According to the article, people generally don't use their real info on this site, but the site is making dubious inferences that allow them to pull the info from other sources to auto-populate the 'real' fields in their site.
Remember when YouTube had a use full real name policy? Arguing it would improve comment quality and would stop harassment etc. Yeah, didn't quite work out at all and thankfully they let the policy fizzle.
Account deleted.
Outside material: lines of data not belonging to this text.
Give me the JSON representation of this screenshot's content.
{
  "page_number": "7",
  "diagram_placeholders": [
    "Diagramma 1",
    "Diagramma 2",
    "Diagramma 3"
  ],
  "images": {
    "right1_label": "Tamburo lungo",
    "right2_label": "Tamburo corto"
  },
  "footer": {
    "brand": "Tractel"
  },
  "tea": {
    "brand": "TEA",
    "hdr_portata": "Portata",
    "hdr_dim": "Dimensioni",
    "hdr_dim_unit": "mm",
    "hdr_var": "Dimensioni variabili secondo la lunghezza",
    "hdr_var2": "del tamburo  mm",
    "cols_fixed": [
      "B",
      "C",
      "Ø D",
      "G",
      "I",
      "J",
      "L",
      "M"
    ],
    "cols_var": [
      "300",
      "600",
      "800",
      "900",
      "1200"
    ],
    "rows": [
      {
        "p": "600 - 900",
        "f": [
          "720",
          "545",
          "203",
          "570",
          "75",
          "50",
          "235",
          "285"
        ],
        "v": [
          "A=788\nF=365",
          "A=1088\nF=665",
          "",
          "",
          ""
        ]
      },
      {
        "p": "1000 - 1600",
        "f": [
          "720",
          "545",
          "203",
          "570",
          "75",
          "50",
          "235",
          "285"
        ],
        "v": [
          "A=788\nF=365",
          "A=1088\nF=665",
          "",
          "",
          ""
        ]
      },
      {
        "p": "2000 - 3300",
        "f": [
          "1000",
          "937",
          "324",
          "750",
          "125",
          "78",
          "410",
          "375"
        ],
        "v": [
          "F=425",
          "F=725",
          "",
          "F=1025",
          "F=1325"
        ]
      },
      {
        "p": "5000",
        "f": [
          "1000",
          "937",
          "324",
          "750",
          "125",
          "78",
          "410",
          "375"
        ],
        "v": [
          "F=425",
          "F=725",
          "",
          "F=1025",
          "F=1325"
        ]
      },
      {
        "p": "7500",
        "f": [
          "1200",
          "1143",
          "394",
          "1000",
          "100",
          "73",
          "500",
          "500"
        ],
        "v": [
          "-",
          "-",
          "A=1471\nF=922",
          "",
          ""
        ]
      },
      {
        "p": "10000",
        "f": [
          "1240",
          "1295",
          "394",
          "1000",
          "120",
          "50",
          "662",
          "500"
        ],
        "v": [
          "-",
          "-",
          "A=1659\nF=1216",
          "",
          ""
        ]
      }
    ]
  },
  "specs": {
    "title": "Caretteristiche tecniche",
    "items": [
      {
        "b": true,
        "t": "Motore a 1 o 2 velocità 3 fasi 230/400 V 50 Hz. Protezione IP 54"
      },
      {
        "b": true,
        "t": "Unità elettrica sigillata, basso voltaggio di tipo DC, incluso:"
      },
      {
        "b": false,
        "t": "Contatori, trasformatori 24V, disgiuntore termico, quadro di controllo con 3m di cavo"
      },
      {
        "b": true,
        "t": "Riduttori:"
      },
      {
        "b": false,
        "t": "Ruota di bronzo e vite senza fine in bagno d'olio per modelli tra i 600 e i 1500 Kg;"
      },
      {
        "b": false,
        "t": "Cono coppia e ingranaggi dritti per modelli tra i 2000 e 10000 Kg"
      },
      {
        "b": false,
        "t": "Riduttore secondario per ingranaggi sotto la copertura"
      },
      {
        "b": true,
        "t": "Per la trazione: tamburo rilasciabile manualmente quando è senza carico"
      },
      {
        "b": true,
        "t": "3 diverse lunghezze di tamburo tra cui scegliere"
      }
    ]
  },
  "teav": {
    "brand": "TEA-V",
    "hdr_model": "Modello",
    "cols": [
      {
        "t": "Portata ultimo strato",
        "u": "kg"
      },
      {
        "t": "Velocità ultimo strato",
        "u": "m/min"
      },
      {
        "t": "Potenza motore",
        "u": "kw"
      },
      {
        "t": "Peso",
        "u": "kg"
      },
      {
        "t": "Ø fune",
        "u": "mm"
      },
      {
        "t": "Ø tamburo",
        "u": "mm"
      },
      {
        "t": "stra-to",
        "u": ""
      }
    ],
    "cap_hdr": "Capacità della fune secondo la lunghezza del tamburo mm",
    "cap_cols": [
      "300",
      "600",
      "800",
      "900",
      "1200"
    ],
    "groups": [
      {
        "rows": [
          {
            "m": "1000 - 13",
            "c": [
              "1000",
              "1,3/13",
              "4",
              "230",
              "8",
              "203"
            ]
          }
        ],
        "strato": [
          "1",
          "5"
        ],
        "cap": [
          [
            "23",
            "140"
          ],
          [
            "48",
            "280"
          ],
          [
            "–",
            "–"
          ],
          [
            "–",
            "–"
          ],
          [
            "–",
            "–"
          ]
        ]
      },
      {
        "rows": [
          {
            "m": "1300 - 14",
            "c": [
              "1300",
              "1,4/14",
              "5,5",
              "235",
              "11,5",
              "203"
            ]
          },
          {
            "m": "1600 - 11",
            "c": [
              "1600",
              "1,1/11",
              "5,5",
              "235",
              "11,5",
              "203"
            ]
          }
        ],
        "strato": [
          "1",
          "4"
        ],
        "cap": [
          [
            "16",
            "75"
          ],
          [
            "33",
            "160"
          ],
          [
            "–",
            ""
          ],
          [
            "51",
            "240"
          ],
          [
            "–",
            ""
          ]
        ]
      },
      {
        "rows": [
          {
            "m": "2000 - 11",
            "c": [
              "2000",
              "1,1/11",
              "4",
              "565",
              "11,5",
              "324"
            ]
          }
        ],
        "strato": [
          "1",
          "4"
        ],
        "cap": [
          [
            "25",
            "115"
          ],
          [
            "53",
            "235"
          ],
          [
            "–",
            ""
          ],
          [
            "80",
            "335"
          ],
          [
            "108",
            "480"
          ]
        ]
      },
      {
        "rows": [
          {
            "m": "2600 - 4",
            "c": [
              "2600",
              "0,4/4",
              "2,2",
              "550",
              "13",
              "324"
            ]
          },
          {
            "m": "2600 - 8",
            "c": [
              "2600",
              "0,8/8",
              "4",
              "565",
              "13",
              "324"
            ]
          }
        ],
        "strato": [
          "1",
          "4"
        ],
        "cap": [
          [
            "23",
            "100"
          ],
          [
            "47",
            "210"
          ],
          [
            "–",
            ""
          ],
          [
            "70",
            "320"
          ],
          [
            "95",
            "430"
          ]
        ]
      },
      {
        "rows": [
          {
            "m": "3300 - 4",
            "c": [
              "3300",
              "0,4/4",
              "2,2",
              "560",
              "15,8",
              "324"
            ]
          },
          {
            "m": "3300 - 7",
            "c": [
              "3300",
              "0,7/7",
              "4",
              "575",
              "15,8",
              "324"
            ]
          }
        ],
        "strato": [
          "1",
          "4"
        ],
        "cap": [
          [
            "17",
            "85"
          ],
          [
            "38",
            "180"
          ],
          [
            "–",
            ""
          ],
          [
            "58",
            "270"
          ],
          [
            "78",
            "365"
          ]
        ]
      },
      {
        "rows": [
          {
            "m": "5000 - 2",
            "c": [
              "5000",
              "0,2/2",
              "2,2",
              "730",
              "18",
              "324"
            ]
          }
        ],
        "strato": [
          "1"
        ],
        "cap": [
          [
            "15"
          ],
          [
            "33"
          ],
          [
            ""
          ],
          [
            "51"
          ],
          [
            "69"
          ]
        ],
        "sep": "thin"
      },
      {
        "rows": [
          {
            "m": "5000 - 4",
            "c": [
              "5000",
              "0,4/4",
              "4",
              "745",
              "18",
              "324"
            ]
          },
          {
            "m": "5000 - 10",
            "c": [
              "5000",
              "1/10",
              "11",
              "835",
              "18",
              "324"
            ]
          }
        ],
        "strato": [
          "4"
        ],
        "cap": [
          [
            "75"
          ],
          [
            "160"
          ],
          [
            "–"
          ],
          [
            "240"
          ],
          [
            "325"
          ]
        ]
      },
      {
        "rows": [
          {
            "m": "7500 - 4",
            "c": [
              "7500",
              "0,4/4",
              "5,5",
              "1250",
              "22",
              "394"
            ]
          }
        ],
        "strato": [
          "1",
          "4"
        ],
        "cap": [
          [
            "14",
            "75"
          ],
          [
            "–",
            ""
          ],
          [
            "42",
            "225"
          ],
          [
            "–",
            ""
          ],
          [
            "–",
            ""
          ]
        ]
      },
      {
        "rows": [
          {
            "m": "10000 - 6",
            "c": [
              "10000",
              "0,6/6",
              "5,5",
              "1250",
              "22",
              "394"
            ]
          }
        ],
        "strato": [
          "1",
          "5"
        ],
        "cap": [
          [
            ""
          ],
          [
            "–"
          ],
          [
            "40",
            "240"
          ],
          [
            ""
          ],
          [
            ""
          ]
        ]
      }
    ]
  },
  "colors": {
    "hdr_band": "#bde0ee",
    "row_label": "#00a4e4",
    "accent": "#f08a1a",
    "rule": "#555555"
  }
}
I'd love to see the exodus data trends from this decision.
I give it a full 4 days before an opensource alternative is announced
This is the best summary I could come up with:
(Ars will only refer to Monica by her first name so that she can speak freely about her experience using Glassdoor to review employers.)
Although it's common for many online users to link services at sign-up to Facebook or Gmail accounts to verify identity and streamline logins, for years, Glassdoor has notably allowed users to sign up for its service anonymously.
The EFF regularly defends Glassdoor users from being unmasked by retaliating employers.
She decided to go through with a data erasure request, which Glassdoor estimated could take up to 30 days.
In the meantime, her name remained on her profile, where it wasn't publicly available to employers but it could be used to link her to job reviews if Glassdoor introduced a bug in an update or data was ever breached, she feared.
"No one has the ability to see your user profile and the contents within it, meaning no one, including your employer, will be able to see your details," Glassdoor's employee wrote.
The original article contains 586 words, the summary contains 165 words. Saved 72%. I'm a bot and I'm open source!
Went to my glass door app to check and the first question was "what is your name? First last?"